5) It’s going to bankrupt your economy.
Certainly, increased tensions with the West will hurt Russia. But Putin is betting that the Europeans won’t have the nerve to impose sanctions, especially if they listen to the Western anti-interventionists. And if the economy sags, do Putin and his cronies ultimately care? Reflect that the per capita annual GDP in Ukraine is about $4,000, yet Vyktor Yanukovich built himself a lavish mansion, and another one, and who knows how many more.
There’s a shortage of toilet paper in Venezuela—shades of the old Soviet Union—yet the Chavistas merely tighten their grip.
Worrying about the economy reflects our values and our political system. But dictators have never shown any qualms about living in opulence while the people starve.
6) The Cold War is over.
Not for Putin it isn’t. He clearly believes that the only reason the Soviets lost the Cold War is because the pansies who were in charge lacked the will to crack down on Eastern Europe and the breakaway Soviet republics. If only the Soviet Union in 1985 had had a truly strong leader, a manly man, someone with the courage to be photographed with his shirt off. So Putin wants a do-over.
I’m old enough to remember the final years of the Cold War, and guess what? It’s back. I’m not at all happy about that, and I really wish the Leader of the Free World would do something about it. But don’t worry, Joe Biden is on the job.
This new Cold War is not like the old one. It’s only Cold War Lite, because Russia no longer controls former satellites like Poland and former imperial possessions like Ukraine and the Baltic states. Yet that’s precisely what Putin is trying to change.
7) It’s better to lead by the power of your example.
Actually, Putin knows this one—and that’s what should terrify us.
He’s trying to set an example of how to successfully re-establish a dictatorship, rebuild an empire, defy the West, and restore Russia’s status as a superpower equal to or stronger than the United States. He’s setting an example that he expects his admirers and client states across the world to follow, from Iran to Venezuela. And he’s looking to add a few more clients, maybe in Cairo. Which will mean a world of new trouble for the United States.
This is not to deny that Putin’s Ukraine adventure will run into many problems. His dream of a reborn Russian empire is ultimately a delusion that cannot be maintained. But so was the Soviet dream of world domination, and recall how much damage it caused before it faltered. Also recall that the Soviet Union was brought down, not by passive anti-interventionism, but by a global strategy of counter-interventions, most of them short of war, that blocked Soviet expansion and eventually undermined its power.

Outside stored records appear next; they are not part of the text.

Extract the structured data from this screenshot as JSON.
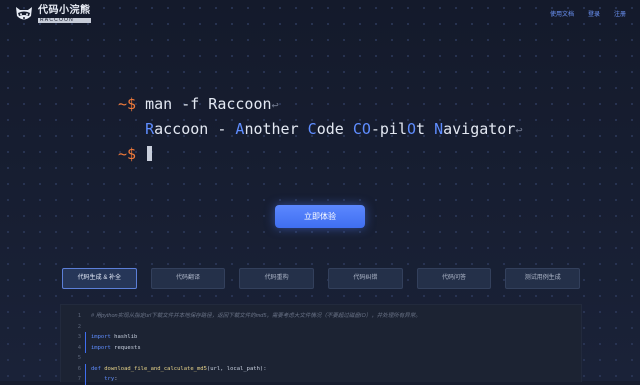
{
  "header": {
    "logo_cn": "代码小浣熊",
    "logo_en": "RACCOON",
    "nav": [
      "使用文档",
      "登录",
      "注册"
    ]
  },
  "terminal": {
    "prompt": "~$",
    "line1_cmd": "man -f Raccoon",
    "line2": [
      {
        "t": "R",
        "h": true
      },
      {
        "t": "accoon - ",
        "h": false
      },
      {
        "t": "A",
        "h": true
      },
      {
        "t": "nother ",
        "h": false
      },
      {
        "t": "C",
        "h": true
      },
      {
        "t": "ode ",
        "h": false
      },
      {
        "t": "CO",
        "h": true
      },
      {
        "t": "-pil",
        "h": false
      },
      {
        "t": "O",
        "h": true
      },
      {
        "t": "t ",
        "h": false
      },
      {
        "t": "N",
        "h": true
      },
      {
        "t": "avigator",
        "h": false
      }
    ],
    "return_glyph": "↩"
  },
  "cta": {
    "label": "立即体验"
  },
  "tabs": [
    "代码生成 & 补全",
    "代码翻译",
    "代码重构",
    "代码纠错",
    "代码问答",
    "测试用例生成"
  ],
  "active_tab": 0,
  "code": {
    "lines": [
      {
        "n": "1",
        "parts": [
          {
            "c": "cm",
            "t": "# 用python实现从指定url下载文件并本地保存路径，返回下载文件的md5，需要考虑大文件情况（不要超过磁盘IO），并处理所有异常。"
          }
        ]
      },
      {
        "n": "2",
        "parts": []
      },
      {
        "n": "3",
        "parts": [
          {
            "c": "kw",
            "t": "import"
          },
          {
            "c": "",
            "t": " hashlib"
          }
        ]
      },
      {
        "n": "4",
        "parts": [
          {
            "c": "kw",
            "t": "import"
          },
          {
            "c": "",
            "t": " requests"
          }
        ]
      },
      {
        "n": "5",
        "parts": []
      },
      {
        "n": "6",
        "parts": [
          {
            "c": "kw",
            "t": "def"
          },
          {
            "c": "",
            "t": " "
          },
          {
            "c": "fn",
            "t": "download_file_and_calculate_md5"
          },
          {
            "c": "",
            "t": "(url, local_path):"
          }
        ]
      },
      {
        "n": "7",
        "parts": [
          {
            "c": "",
            "t": "    "
          },
          {
            "c": "kw",
            "t": "try"
          },
          {
            "c": "",
            "t": ":"
          }
        ]
      }
    ]
  }
}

This is the fundamental naiveté of the anti-interventionists. They offer excellent advice, just not to the people who need it. You might call this the paradox of pacifism: the reasonable counsels of peace find their most eager audience among those who least need to hear them, while being ignored by the fanatics and strongmen who actually drive most of the world’s conflicts.
So all of this advice just ends up restraining the good guys and letting the bad guys run wild—until we are forced into a much bigger intervention in the future.